3. Aux termes de l'article L. 561-2 du code de l'entrée et du séjour des étrangers et du droit d'asile que : " I. - Sauf si sa présence constitue une menace pour l'ordre public, le ressortissant étranger qui s'est vu reconnaître la qualité de réfugié ou qui a obtenu le bénéfice de la protection subsidiaire peut demander à bénéficier de son droit à être rejoint, au titre de la réunification familiale : () 3° Par les enfants non mariés du couple, âgés au plus de dix-neuf ans. () L'âge des enfants est apprécié à la date à laquelle la demande de réunification familiale a été introduite. Aux termes de l'article L 561-4 du même code : " Les articles L. 434-1, L. 434-3 à L. 434-5 et le premier alinéa de l'article L. 434-9 sont applicables. La réunification familiale n'est pas soumise à des conditions de durée préalable de séjour régulier, de ressources ou de logement. ". L'article L 561-5 de ce code précise par ailleurs que : " Les membres de la famille d'un réfugié ou d'un bénéficiaire de la protection subsidiaire sollicitent, pour entrer en France, un visa d'entrée pour un séjour d'une durée supérieure à trois mois auprès des autorités diplomatiques et consulaires, qui statuent sur cette demande dans les meilleurs délais. Ils produisent pour cela les actes de l'état civil justifiant de leur identité et des liens familiaux avec le réfugié ou le bénéficiaire de la protection subsidiaire. En l'absence d'acte de l'état civil ou en cas de doute sur leur authenticité, les éléments de possession d'état définis à l'article 311-1 du code civil et les documents établis ou authentifiés par l'Office français de protection des réfugiés et apatrides, sur le fondement de l'article L. 121-9 du présent code, peuvent permettre de justifier de la situation de famille et de l'identité des demandeurs. Les éléments de possession d'état font foi jusqu'à preuve du contraire. Les documents établis par l'office font foi jusqu'à inscription de faux. ".

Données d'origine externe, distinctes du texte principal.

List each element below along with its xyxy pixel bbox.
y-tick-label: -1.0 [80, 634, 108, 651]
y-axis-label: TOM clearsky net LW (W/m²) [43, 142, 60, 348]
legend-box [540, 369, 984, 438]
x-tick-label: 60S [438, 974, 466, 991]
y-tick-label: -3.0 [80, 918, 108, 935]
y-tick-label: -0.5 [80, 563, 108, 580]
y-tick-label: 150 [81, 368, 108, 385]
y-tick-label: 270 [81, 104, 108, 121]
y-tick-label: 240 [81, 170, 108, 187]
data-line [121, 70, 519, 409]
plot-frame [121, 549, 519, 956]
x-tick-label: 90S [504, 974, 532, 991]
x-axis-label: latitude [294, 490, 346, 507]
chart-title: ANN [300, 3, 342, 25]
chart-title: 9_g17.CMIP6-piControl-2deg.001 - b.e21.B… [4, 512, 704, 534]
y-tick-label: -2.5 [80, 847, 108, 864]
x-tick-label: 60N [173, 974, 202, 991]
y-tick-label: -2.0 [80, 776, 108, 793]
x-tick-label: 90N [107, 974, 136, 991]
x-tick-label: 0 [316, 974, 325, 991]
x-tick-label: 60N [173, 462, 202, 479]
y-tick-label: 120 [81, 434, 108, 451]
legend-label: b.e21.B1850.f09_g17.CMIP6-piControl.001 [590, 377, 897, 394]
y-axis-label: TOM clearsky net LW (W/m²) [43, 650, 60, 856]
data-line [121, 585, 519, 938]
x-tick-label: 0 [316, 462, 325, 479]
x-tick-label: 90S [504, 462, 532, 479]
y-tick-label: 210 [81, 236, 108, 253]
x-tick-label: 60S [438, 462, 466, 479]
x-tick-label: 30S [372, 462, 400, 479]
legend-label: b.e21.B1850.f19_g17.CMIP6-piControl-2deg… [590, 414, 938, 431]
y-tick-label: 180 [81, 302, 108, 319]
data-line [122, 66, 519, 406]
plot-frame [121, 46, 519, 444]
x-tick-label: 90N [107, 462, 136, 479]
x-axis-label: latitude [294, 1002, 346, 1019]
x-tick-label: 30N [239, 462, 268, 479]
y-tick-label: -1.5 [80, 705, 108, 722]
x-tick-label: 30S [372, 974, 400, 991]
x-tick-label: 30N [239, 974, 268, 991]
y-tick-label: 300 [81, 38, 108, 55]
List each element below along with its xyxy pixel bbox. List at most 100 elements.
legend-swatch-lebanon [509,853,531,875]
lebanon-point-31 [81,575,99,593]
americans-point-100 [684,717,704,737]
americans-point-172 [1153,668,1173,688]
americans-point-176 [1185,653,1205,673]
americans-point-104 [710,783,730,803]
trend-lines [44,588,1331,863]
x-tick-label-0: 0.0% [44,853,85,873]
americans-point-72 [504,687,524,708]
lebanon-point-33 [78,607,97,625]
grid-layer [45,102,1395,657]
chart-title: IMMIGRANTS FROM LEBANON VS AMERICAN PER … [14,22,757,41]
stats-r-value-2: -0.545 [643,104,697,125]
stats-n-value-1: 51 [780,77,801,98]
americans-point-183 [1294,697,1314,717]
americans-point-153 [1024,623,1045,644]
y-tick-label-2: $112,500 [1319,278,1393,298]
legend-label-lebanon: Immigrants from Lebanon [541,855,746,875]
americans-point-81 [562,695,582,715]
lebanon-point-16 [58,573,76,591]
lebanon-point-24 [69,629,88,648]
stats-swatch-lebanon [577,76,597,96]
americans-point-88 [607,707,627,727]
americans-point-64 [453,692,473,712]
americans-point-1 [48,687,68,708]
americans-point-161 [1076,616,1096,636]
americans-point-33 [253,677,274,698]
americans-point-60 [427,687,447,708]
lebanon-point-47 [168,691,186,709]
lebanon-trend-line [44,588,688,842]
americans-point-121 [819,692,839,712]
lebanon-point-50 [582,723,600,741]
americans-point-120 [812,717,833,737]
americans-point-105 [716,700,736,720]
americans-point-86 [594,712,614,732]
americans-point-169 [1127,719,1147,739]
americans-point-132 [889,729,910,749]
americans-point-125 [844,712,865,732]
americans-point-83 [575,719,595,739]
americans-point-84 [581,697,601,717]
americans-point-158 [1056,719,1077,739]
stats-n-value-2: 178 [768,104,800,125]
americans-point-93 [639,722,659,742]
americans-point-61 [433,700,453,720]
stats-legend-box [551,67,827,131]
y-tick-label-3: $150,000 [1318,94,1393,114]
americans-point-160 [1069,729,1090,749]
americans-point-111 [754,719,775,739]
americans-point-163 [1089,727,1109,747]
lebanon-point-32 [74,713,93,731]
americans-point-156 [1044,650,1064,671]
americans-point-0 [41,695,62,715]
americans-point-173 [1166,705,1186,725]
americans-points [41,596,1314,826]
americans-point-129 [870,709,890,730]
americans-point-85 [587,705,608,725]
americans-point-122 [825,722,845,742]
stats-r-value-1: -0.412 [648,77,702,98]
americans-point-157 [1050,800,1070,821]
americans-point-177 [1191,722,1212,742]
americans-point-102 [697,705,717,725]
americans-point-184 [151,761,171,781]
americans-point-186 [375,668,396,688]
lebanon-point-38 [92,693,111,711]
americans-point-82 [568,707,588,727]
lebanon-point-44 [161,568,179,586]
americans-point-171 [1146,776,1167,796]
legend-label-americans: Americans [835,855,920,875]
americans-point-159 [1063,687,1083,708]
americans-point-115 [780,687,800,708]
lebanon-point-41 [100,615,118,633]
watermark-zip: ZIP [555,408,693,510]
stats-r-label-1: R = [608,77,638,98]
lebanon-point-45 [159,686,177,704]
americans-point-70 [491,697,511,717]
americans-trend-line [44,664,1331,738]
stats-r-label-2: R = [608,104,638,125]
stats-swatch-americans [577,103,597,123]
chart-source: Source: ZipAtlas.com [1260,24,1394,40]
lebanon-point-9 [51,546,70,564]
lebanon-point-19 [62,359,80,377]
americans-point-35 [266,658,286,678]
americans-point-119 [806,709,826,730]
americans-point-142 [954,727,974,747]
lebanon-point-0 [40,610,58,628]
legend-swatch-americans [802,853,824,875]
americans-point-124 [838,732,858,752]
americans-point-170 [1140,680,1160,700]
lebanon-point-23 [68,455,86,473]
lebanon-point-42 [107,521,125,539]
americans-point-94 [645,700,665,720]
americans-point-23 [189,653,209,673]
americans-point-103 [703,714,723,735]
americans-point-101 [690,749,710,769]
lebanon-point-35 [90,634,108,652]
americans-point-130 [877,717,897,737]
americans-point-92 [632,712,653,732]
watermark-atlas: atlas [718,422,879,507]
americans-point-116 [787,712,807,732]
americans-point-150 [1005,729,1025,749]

4. Le droit pour les réfugiés et titulaires de la protection subsidiaire de faire venir auprès d'eux leur conjoint et leurs enfants âgés de moins de dix-neuf ans implique que ceux-ci puissent solliciter et, sous réserve de motifs d'ordre public et à condition que leur lien de parenté soit établi, obtenir un visa d'entrée et de long séjour en France. Figure au nombre de ces motifs le défaut de valeur probante des actes d'état civil produits.
5. Aux termes de l'article L. 811-2 du code de l'entrée et du séjour des étrangers et du droit d'asile : " La vérification de tout acte d'état civil étranger est effectuée dans les conditions définies par l'article 47 du code civil ", ce dernier disposant que " Tout versent au acte de l'état civil des Français et des étrangers fait en pays étranger et rédigé dans les formes usitées dans ce pays fait foi, sauf si d'autres actes ou pièces détenus, des données extérieures ou des éléments tirés de l'acte lui-même établissent, le cas échéant après toutes vérifications utiles, que cet acte est irrégulier, falsifié ou que les faits qui y sont déclarés ne correspondent pas à la réalité ".
6. Il résulte de ces dispositions que la force probante d'un acte d'état civil établi à l'étranger peut être combattue par tout moyen susceptible d'établir que l'acte en cause est irrégulier, falsifié ou inexact. En cas de contestation par l'administration de la valeur probante d'un acte d'état civil établi à l'étranger, il appartient au juge administratif de former sa conviction au vu de l'ensemble des éléments produits par les parties. Pour juger qu'un acte d'état civil produit devant lui est dépourvu de force probante, qu'il soit irrégulier, falsifié ou inexact, le juge doit en conséquence se fonder sur tous les éléments versés au dossier dans le cadre de l'instruction du litige qui lui est soumis.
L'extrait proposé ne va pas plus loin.